Butterflies might see Kidara survive. They were almost certainly beginning by the end of their existence to settle down en masse. They'd long had coinage and fixed temples and capitals and all the other trappings of a sedentary civilization, it was only a matter of time. If it does, the Sasanians are not going to be much stronger, because they'll have a major power on their back. And since the rise of the Gokturks was a (in)direct threat to the various Hunnic states, averting it averts a major threat to the powers that be in central asia.
By averting the rise of the Turks, you do however avert some of the migrations that are very familiar to any student of the migration era. By butterflies you can pretty much say good-bye to anything coming from the East in a recognizable form.
As long as the Rouran are around, the energies of their subject peoples will be focused on overcoming them, so that whichever subject successfully overthrows them can lead the confederacy.
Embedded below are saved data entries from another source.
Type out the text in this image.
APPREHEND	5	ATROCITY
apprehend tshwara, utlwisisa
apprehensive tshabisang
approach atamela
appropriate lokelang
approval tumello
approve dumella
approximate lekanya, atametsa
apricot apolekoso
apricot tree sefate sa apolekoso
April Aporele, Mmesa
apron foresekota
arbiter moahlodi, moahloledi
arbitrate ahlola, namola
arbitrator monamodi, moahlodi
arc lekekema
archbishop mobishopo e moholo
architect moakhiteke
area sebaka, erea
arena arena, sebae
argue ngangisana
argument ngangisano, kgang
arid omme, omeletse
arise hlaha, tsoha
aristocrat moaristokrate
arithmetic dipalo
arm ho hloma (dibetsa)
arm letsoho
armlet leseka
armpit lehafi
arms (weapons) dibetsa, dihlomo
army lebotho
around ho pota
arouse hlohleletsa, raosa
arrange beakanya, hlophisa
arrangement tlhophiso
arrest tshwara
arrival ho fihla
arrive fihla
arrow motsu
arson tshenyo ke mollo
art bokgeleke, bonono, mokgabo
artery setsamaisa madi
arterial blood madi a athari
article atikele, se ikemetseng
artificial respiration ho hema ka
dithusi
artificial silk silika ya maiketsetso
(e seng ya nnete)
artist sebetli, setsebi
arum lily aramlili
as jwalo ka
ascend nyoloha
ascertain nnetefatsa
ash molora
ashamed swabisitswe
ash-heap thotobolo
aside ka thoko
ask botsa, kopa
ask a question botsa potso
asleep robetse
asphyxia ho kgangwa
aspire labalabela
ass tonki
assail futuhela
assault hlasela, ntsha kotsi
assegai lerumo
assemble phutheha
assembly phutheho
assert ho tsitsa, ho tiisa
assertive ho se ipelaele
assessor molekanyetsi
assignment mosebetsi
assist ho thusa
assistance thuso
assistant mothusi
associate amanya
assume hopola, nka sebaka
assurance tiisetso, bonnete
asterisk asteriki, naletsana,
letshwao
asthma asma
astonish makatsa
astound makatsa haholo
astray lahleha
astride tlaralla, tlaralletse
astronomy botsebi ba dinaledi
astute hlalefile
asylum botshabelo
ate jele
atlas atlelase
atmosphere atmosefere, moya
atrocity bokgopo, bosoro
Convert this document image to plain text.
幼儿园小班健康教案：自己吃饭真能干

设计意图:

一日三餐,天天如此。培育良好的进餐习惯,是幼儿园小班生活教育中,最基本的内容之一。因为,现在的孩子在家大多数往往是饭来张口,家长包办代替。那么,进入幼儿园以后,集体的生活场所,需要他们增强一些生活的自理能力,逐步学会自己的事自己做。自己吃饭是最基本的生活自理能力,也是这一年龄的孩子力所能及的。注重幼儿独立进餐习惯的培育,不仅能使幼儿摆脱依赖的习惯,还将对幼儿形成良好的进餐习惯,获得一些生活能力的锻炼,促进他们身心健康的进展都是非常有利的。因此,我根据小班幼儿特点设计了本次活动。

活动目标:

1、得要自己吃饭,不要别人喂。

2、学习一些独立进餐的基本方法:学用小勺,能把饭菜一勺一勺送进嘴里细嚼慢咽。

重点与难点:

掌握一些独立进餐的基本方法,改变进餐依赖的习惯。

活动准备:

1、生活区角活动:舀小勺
This is a problem for the Rouran because some of their subjects, like the Turks, are far more numerous than them. However on the flip side, it's a boon for the settled world because now the various Turkic tribes are busy punching up.
The one last thing I'd add is China almost certainly should be made to do worse in this scenario. Part of the reason the Rouran collapsed in the end is that they didn't fare well in their wars against China.